There is working hard in death—
by the one who dies by
labored breathing and heavy movements,

or the beating heart pushing hard;
by the ones who clean up by
brushing hot caustic liquids through carpet plush,

or scraping from linoleum the last of it away;
by the ones who prepare by
digging holes, carving granite, marking unimportantly

on paper; by the ones who live by getting
by, and by doing so, pass close by
places of singularity in a frame unlike

our normal minds, wrapped in rigor;
by doing this we earn our lives; by
doing this…

That final ellipsis is the way the poem ends.
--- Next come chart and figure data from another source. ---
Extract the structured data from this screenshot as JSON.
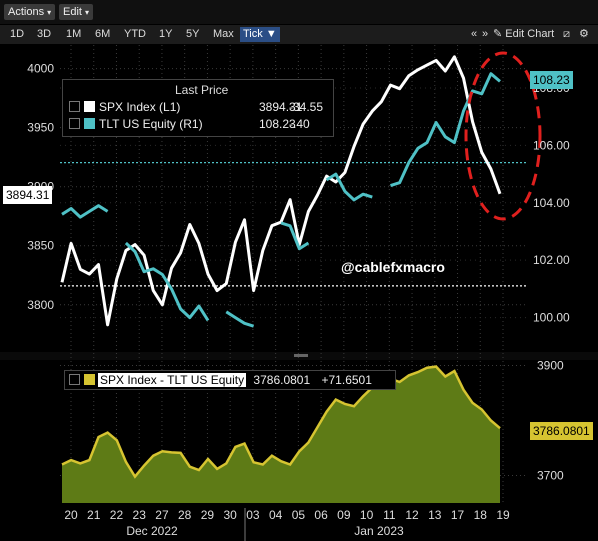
{
  "toolbar": {
    "actions_label": "Actions",
    "edit_label": "Edit",
    "range_buttons": [
      "1D",
      "3D",
      "1M",
      "6M",
      "YTD",
      "1Y",
      "5Y",
      "Max"
    ],
    "tick_label": "Tick",
    "edit_chart_label": "Edit Chart"
  },
  "legend_top": {
    "header": "Last Price",
    "rows": [
      {
        "name": "SPX Index  (L1)",
        "value": "3894.31",
        "change": "-34.55",
        "color": "#ffffff"
      },
      {
        "name": "TLT US Equity  (R1)",
        "value": "108.23",
        "change": "-.40",
        "color": "#4fc1c6"
      }
    ]
  },
  "legend_bottom": {
    "name": "SPX Index - TLT US Equity",
    "value": "3786.0801",
    "change": "+71.6501",
    "color": "#d6c431"
  },
  "watermark": "@cablefxmacro",
  "badges": {
    "spx_last": "3894.31",
    "tlt_last": "108.23",
    "spread_last": "3786.0801"
  },
  "chart_data": [
    {
      "type": "line",
      "title": "",
      "x_tick_labels": [
        "20",
        "21",
        "22",
        "23",
        "27",
        "28",
        "29",
        "30",
        "03",
        "04",
        "05",
        "06",
        "09",
        "10",
        "11",
        "12",
        "13",
        "17",
        "18",
        "19"
      ],
      "x_group_labels": [
        "Dec 2022",
        "Jan 2023"
      ],
      "y_left_ticks": [
        "4000",
        "3950",
        "3900",
        "3850",
        "3800"
      ],
      "y_left_range": [
        3760,
        4020
      ],
      "y_right_ticks": [
        "108.00",
        "106.00",
        "104.00",
        "102.00",
        "100.00"
      ],
      "y_right_range": [
        98.8,
        109.5
      ],
      "reference_lines": {
        "spx_last": 3816,
        "tlt_last": 105.4
      },
      "series": [
        {
          "name": "SPX Index",
          "axis": "left",
          "color": "#ffffff",
          "values": [
            3819,
            3852,
            3830,
            3826,
            3834,
            3783,
            3822,
            3846,
            3851,
            3842,
            3812,
            3800,
            3831,
            3844,
            3868,
            3852,
            3826,
            3812,
            3818,
            3853,
            3872,
            3812,
            3846,
            3867,
            3870,
            3889,
            3851,
            3879,
            3893,
            3909,
            3904,
            3912,
            3934,
            3953,
            3964,
            3972,
            3986,
            3983,
            3994,
            3999,
            4003,
            4007,
            3998,
            4010,
            3992,
            3955,
            3929,
            3915,
            3894
          ]
        },
        {
          "name": "TLT US Equity",
          "axis": "right",
          "color": "#4fc1c6",
          "values": [
            103.6,
            103.8,
            103.5,
            103.7,
            103.9,
            103.7,
            null,
            102.6,
            102.3,
            101.6,
            101.7,
            101.5,
            101.0,
            100.3,
            100.0,
            100.4,
            99.9,
            null,
            100.2,
            100.0,
            99.8,
            99.7,
            null,
            null,
            103.3,
            103.2,
            102.4,
            102.6,
            null,
            104.8,
            105.0,
            104.4,
            104.1,
            104.3,
            104.2,
            null,
            104.6,
            104.7,
            105.4,
            105.9,
            106.1,
            106.8,
            106.3,
            106.1,
            107.2,
            107.9,
            107.8,
            108.5,
            108.23
          ]
        }
      ]
    },
    {
      "type": "area",
      "title": "",
      "y_ticks": [
        "3900",
        "3700"
      ],
      "y_range": [
        3650,
        3910
      ],
      "series": [
        {
          "name": "SPX Index - TLT US Equity",
          "color": "#d6c431",
          "values": [
            3720,
            3728,
            3722,
            3728,
            3770,
            3778,
            3764,
            3725,
            3698,
            3718,
            3736,
            3744,
            3742,
            3741,
            3716,
            3710,
            3730,
            3712,
            3722,
            3752,
            3758,
            3724,
            3720,
            3736,
            3726,
            3720,
            3744,
            3760,
            3788,
            3816,
            3838,
            3830,
            3826,
            3844,
            3860,
            3872,
            3876,
            3870,
            3882,
            3888,
            3896,
            3898,
            3880,
            3890,
            3856,
            3832,
            3820,
            3800,
            3786
          ]
        }
      ]
    }
  ]
}
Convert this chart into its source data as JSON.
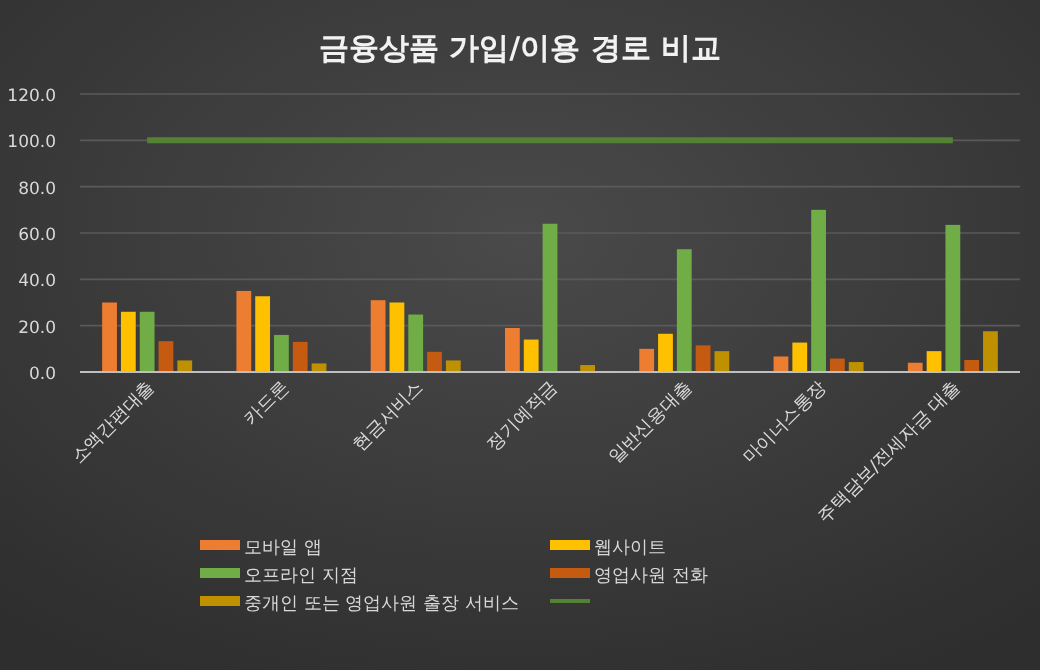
{
  "chart_data": {
    "type": "bar",
    "title": "금융상품 가입/이용 경로 비교",
    "categories": [
      "소액간편대출",
      "카드론",
      "현금서비스",
      "정기예적금",
      "일반신용대출",
      "마이너스통장",
      "주택담보/전세자금 대출"
    ],
    "series": [
      {
        "name": "모바일 앱",
        "color": "#ed7d31",
        "values": [
          30,
          35,
          31,
          19,
          10,
          6.7,
          4
        ]
      },
      {
        "name": "웹사이트",
        "color": "#ffc000",
        "values": [
          26,
          32.7,
          30,
          14,
          16.5,
          12.7,
          9
        ]
      },
      {
        "name": "오프라인 지점",
        "color": "#70ad47",
        "values": [
          26,
          16,
          24.8,
          64,
          53,
          70,
          63.5
        ]
      },
      {
        "name": "영업사원 전화",
        "color": "#c55a11",
        "values": [
          13.3,
          13,
          8.7,
          0,
          11.5,
          5.8,
          5.2
        ]
      },
      {
        "name": "중개인 또는 영업사원 출장 서비스",
        "color": "#bf9000",
        "values": [
          5,
          3.7,
          5,
          3,
          9,
          4.3,
          17.6
        ]
      },
      {
        "type": "line",
        "color": "#548235",
        "values": [
          100,
          100,
          100,
          100,
          100,
          100,
          100
        ]
      }
    ],
    "ylim": [
      0,
      120
    ],
    "yticks": [
      {
        "value": 0,
        "label": "0.0"
      },
      {
        "value": 20,
        "label": "20.0"
      },
      {
        "value": 40,
        "label": "40.0"
      },
      {
        "value": 60,
        "label": "60.0"
      },
      {
        "value": 80,
        "label": "80.0"
      },
      {
        "value": 100,
        "label": "100.0"
      },
      {
        "value": 120,
        "label": "120.0"
      }
    ],
    "grid": "y",
    "legend": "bottom"
  }
}
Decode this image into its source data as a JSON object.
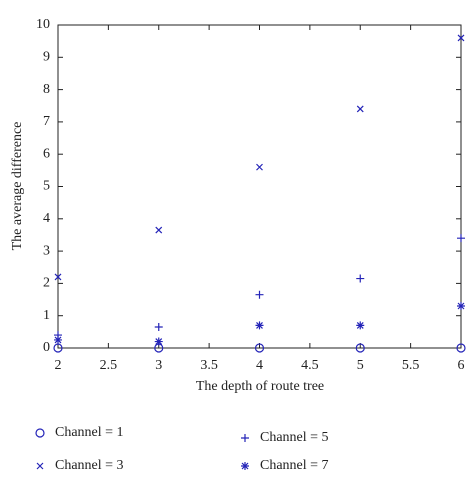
{
  "chart_data": {
    "type": "scatter",
    "xlabel": "The depth of route tree",
    "ylabel": "The average difference",
    "x": [
      2,
      3,
      4,
      5,
      6
    ],
    "xlim": [
      2,
      6
    ],
    "xticks": [
      2,
      2.5,
      3,
      3.5,
      4,
      4.5,
      5,
      5.5,
      6
    ],
    "ylim": [
      0,
      10
    ],
    "yticks": [
      0,
      1,
      2,
      3,
      4,
      5,
      6,
      7,
      8,
      9,
      10
    ],
    "grid": false,
    "series": [
      {
        "name": "Channel = 1",
        "color": "#2424b8",
        "marker": "o",
        "values": [
          0,
          0,
          0,
          0,
          0
        ]
      },
      {
        "name": "Channel = 3",
        "color": "#2424b8",
        "marker": "x",
        "values": [
          2.2,
          3.65,
          5.6,
          7.4,
          9.6
        ]
      },
      {
        "name": "Channel = 5",
        "color": "#2424b8",
        "marker": "+",
        "values": [
          0.4,
          0.65,
          1.65,
          2.15,
          3.4
        ]
      },
      {
        "name": "Channel = 7",
        "color": "#2424b8",
        "marker": "*",
        "values": [
          0.25,
          0.2,
          0.7,
          0.7,
          1.3
        ]
      }
    ]
  }
}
Gabriel’s technique here is the conflation of at least two senses of the particle “by”; one, where it indicates the person doing the work, and another, where it says how the work is done: the poem is written by the poet by writing. Just as in Frost, all work, from apple-picking to fence-mending, is a figure for the work of writing poetry: “digging holes, carving granite, marking unimportantly / on paper.” All three are forms of inscription, so the poet has this kinship with the gravedigger, who marks the earth; the mason, who inscribes the headstone; and the bureaucrat in the funeral home, who ticks off a checkmark with a pen. The poem gets strange toward the end, and it’s not clear which way to direct the participial phrase “wrapped in rigor.” It seems to mean: ordinary consciousness has an inherent virtue because of its plain seriousness (think Frost again, and Jeffers), and as one goes about one’s business, this virtue protects a person from the dangers of his proximity to the black hole of mortality: “by the ones who live by getting / by, and by doing so, pass close by / places of singularity in a frame unlike / our normal minds, wrapped in rigor[.]” In other words, while we do our daily jobs we pass close to our predecessor’s graves, which are singularities, places where our notion of existence contracts into an infinitesimal point, “from whose bourn no traveler returns.” In a rather wonderful rotation of moral language toward non-moral issues, Gabriel declares that it’s this willingness to live with our knowledge of inevitable death that “earns” us our lives. Heidegger seems to have been saying the very same thing in his thousand pages of Being and Time, but I prefer this little poem.